E se a América está destinada a ser uma grande nação, isto tem que se tornar realidade.

Então que a liberdade ressoe desde os extraordinários cumes de New Hampshire; que a liberdade ressoe.

Desde as poderosas montanhas de Nova York;

Que a liberdade ressoe desde os elevados Alleghenies da Pennsylvania;

Que a liberdade ressoe desde os nevados cumes das Rochosas do Colorado;

Que a liberdade ressoe desde as colinas curvas da Califórnia.

Mas não somente isso: que a liberdade ressoe desde a Montanha de Pedra da Geórgia;

Que a liberdade ressoe desde Lookout Mountain do Tennessee;

Que a liberdade ressoe desde toda a colina e pequeno monte do Mississipi.

Desde toda encosta, que a liberdade ressoe.

E quando isto acontecer, quando permitirmos que a liberdade ressoe, quando a deixarmos ressoar em cada vila e cada aldeia,  de cada estado e de cada cidade, seremos capazes de apressar o dia em que todos os filhos de Deus, negros e brancos, judeus e gentios, protestantes e católicos, poderão dar-se as mãos e cantar nas palavras do antigo cântico dos negros: 

"Livres finalmente!
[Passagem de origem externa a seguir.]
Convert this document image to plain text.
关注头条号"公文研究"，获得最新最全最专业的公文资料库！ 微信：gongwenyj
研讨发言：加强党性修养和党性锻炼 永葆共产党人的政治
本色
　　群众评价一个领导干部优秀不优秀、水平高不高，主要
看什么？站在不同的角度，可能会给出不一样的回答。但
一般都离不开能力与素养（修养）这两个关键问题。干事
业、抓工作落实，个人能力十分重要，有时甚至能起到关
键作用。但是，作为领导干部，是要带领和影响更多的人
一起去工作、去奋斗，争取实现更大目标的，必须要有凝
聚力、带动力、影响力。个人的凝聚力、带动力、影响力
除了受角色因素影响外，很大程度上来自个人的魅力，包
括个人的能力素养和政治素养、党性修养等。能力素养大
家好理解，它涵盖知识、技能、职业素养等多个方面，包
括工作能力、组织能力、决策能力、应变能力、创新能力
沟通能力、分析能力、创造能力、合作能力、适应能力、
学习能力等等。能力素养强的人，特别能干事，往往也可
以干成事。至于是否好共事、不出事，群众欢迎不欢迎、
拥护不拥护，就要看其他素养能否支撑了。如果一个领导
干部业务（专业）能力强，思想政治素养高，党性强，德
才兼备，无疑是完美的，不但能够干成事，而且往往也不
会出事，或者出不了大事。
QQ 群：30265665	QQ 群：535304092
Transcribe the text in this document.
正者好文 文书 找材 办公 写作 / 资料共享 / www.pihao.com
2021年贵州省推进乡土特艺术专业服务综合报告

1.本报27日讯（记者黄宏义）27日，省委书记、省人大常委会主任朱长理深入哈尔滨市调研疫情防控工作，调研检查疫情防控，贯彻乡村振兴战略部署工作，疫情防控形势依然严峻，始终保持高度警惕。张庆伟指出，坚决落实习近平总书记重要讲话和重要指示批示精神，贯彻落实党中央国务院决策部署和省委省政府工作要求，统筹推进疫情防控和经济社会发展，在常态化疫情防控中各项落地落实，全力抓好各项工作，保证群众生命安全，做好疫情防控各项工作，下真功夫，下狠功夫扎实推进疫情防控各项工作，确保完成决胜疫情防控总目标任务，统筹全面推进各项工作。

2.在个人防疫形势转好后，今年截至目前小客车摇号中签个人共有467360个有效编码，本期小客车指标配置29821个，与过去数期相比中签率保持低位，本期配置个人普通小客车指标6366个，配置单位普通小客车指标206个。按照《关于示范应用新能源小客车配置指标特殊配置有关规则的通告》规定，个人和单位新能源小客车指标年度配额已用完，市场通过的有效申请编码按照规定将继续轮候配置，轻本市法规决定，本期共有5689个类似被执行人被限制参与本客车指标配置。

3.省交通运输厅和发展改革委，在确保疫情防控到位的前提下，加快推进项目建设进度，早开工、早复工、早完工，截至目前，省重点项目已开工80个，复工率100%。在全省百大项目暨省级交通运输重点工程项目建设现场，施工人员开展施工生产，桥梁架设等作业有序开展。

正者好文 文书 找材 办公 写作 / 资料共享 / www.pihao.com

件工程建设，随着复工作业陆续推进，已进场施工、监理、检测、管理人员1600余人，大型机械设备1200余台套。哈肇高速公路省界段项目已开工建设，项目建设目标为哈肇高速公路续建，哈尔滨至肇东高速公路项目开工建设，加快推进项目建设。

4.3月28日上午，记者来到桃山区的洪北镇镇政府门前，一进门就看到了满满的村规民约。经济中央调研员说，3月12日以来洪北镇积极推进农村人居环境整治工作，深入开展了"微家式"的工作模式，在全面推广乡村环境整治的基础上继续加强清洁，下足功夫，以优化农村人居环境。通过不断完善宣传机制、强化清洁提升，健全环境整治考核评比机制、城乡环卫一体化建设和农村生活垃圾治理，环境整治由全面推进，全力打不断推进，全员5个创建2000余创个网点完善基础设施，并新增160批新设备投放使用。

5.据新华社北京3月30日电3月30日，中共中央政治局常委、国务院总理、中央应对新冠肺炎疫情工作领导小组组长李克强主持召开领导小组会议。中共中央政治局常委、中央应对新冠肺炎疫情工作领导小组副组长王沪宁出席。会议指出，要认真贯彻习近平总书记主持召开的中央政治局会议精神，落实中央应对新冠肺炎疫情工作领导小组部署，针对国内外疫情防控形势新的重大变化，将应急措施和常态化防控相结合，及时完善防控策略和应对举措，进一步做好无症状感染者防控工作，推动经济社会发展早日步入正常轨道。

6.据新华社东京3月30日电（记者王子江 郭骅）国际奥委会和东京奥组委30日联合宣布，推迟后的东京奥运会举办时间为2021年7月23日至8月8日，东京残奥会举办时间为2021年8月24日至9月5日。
Livres finalmente!

Louvado seja Deus, Todo Poderoso, somo livres finalmente!”

Ao discurso de King seguiram-se intensos aplausos. As pessoas olhavam-se umas às outras e lágrimas escorriam pelas suas faces. Naquele momento, diante da significativo monumento, não havia brancos ou negros, e sim uma sociedade desejosa de um mundo no qual os ideais de liberdade, igualdade, justiça e paz fossem os valores dominantes. Essa emoção se estendia aos telespectadores que acompanhavam a programação pela TV.


Quando terminou a marcha e os organizadores estavam na Casa Branca reunidos com John Kennedy, todos concordaram que aquele havia sido um momento para entrar para a história dos Estados Unidos e parabenizavam-se pelo sucesso do evento. O Presidente reafirmou que a proposta da nova legislação tinha o seu total apoio e não teria dificuldades em ser aprovada no Congresso. A proposta realmente foi aprovada um ano depois. Kennedy não viu a realização desse sonho: havia sido assassinado em Dallas, no Texas. Após o desfecho desses fatos, King acelerou as atividades na luta em prol dos direitos civis, como se pressentisse que também não lhe restava muito tempo.